The Lover by Marguerite Duras - short, semi-autobiographical novel by Saigon-born French writer
Set against the backdrop of French-administered Vietnam, The Lover has been praised for its impressionistic prose style - and criticised by some for excusing statutory rape.

by Marguerite Duras
Les Editions de Minuit
Set against the backdrop of French-administered Vietnam in the first half of the 20th century, The Lover ( L'Amant, in its original French) is a semi-autobiographical novel of less than 100 pages. It has been praised for its sparse, detached and yet impressionistic prose style. Its more rabid detractors, however, claim the book excuses, even glorifies, statutory rape.
The Lover's author, Marguerite Duras, was born in Saigon in 1914 and spent an unsettled childhood there. Many decades later she would reveal that, while residing with her mother and two brothers in Sa Dec, a ramshackle rural settlement on the Mekong River, she embarked on a torrid affair with the son of a wealthy Chinese businessman: he was 27, and she was just 15. Duras' account of her romantic intrigue, which is presented as a series of narrator reminiscences and flashbacks, never mentions the two protagonists by name.
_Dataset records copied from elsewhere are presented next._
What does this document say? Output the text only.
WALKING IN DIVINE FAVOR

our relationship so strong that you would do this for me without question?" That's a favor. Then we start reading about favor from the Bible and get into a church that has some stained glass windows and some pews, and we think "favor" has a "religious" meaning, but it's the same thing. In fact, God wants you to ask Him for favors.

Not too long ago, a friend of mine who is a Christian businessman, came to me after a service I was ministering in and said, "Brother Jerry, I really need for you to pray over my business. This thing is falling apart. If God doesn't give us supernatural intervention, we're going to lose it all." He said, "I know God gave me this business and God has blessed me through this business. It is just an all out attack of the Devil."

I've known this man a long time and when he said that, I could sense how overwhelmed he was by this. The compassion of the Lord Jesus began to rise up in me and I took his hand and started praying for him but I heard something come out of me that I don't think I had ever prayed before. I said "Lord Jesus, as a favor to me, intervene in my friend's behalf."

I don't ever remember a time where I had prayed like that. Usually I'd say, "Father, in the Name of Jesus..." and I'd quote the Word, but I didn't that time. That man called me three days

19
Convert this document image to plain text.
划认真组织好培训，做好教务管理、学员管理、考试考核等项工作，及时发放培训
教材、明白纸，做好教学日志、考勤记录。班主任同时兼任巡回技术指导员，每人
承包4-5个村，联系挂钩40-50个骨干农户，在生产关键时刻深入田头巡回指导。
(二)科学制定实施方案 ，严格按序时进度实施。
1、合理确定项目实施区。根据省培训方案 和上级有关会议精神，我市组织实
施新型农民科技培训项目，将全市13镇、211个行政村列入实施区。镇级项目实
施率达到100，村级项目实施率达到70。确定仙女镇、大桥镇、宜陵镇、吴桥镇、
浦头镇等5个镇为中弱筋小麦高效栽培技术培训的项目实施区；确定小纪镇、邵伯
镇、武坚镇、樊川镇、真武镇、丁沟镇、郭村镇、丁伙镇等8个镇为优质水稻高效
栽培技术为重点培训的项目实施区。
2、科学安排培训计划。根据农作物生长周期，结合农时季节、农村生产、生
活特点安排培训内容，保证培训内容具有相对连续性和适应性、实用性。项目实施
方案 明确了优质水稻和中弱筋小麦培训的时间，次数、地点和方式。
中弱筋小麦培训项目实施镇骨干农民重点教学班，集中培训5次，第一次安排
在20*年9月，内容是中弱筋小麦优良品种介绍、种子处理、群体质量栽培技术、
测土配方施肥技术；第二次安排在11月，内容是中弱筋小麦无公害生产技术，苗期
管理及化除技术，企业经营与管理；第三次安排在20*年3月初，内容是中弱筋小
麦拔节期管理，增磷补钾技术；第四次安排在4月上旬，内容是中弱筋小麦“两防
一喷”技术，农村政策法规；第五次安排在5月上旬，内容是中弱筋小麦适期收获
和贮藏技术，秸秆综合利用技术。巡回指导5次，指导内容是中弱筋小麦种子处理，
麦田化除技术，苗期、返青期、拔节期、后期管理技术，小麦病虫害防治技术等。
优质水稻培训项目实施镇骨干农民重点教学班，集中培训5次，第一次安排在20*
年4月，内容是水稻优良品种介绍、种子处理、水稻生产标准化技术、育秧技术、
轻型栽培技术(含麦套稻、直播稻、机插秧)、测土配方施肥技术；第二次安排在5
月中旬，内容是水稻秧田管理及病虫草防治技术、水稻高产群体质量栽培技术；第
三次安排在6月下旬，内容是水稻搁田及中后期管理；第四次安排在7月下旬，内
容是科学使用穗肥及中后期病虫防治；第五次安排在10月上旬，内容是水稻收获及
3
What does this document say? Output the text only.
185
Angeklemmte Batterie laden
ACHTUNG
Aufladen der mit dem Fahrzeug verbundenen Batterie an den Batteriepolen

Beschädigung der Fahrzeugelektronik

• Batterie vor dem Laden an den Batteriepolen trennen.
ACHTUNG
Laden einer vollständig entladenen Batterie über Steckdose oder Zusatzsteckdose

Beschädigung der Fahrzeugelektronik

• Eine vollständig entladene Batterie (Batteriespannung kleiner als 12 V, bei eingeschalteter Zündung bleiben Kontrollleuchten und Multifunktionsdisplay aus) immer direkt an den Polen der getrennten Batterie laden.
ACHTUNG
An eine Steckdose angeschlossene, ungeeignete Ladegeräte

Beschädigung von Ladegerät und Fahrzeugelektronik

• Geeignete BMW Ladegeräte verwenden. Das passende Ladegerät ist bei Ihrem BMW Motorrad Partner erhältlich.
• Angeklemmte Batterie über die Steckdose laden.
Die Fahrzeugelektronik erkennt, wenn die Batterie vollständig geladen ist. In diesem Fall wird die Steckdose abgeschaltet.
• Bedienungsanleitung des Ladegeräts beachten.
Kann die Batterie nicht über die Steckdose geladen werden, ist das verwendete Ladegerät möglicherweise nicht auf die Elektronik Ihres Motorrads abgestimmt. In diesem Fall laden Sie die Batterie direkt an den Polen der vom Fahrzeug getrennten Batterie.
The tale begins in 1929, and the family of "the young girl", as she is referred to in The Lover, barely survives in genteel poverty. Her mother is a depressed widow who favours the girl's good-for-nothing older brother. The girl is growing up fast, and already aware of her budding feminine charms. With no parental role models to rein her in, she is exerting her independence, dressing idiosyncratically in a man's fedora and gold lame shoes, and even discussing, with a wide-eyed school pal, the potential advantages of becoming a lady of the night.